A series of landscape ‘elements’, sculptural in quality, adorn an underused park on the outskirts of Manchester. Inspired by the sculptures of Isamu Noguchi and the architecture of Cedric Price, the intervention poetically inspires the occurrence of new events, chance encounters in the landscape, endowing the place with a sense of belonging and an atmosphere of welcome.
The ‘elements’ trace the paths of park users, leaving a ghost-like trail around the park. The paths encourage the meeting of glances, discussions and minds to enrich the life therein.
Robust yet elegant, the trails weave through the grass out onto the path and back into the grass on the other side.

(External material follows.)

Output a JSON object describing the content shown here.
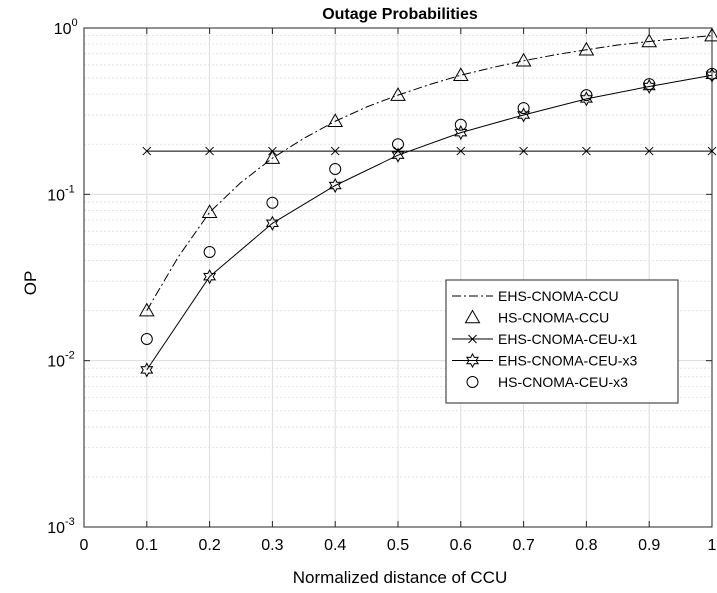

Blocks rise up and down, allowing places for relaxation, sunbathing and sitting. Slopes leading up to the Bowling Green become adorned with a metal sheeting recessed into the slope – acting as a mirror reflecting the sun around the park or a slide for play.

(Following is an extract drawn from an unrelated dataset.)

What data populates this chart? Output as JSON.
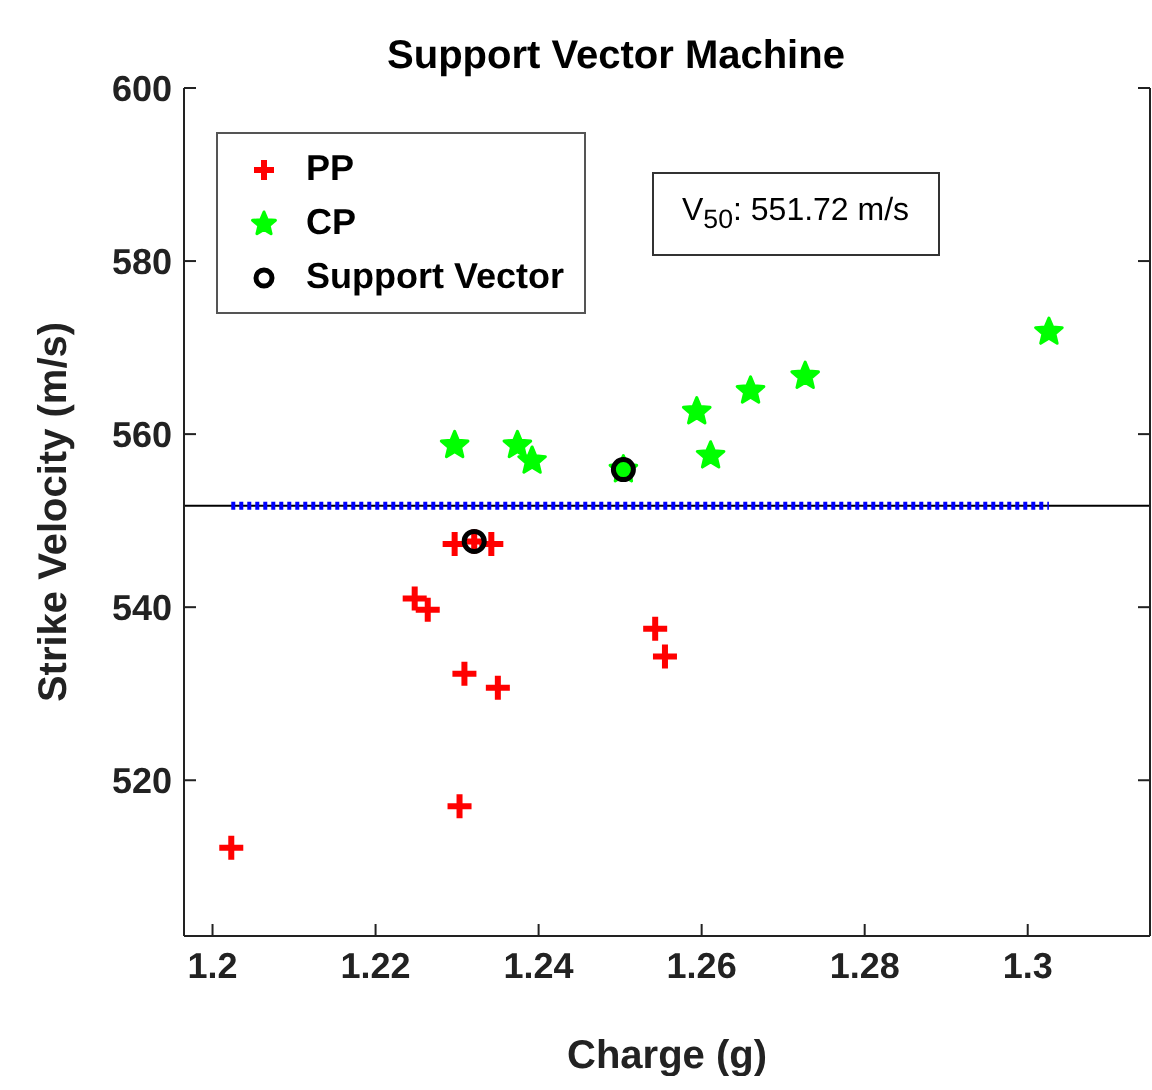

Practicality is inbuilt – with comments from park users incorporated to create a clean and safe place. Lighting becomes an intrinsic part of the floor level element, guiding the key paths through the park to improve safety for walkers at night. Bins at regular intervals encourage cleanliness.
The ambiguity of the elements enables a diversity of situations to occur; perhaps two lovers meet, entwined in a clandestine affair or dog walkers stroll together along habitual paths, stopping at intervals to chat. In the future the area becomes, perhaps, more densely populated with young families and the area becomes a playground for children rather than dogs and their owners. The beauty lies in its ambiguity.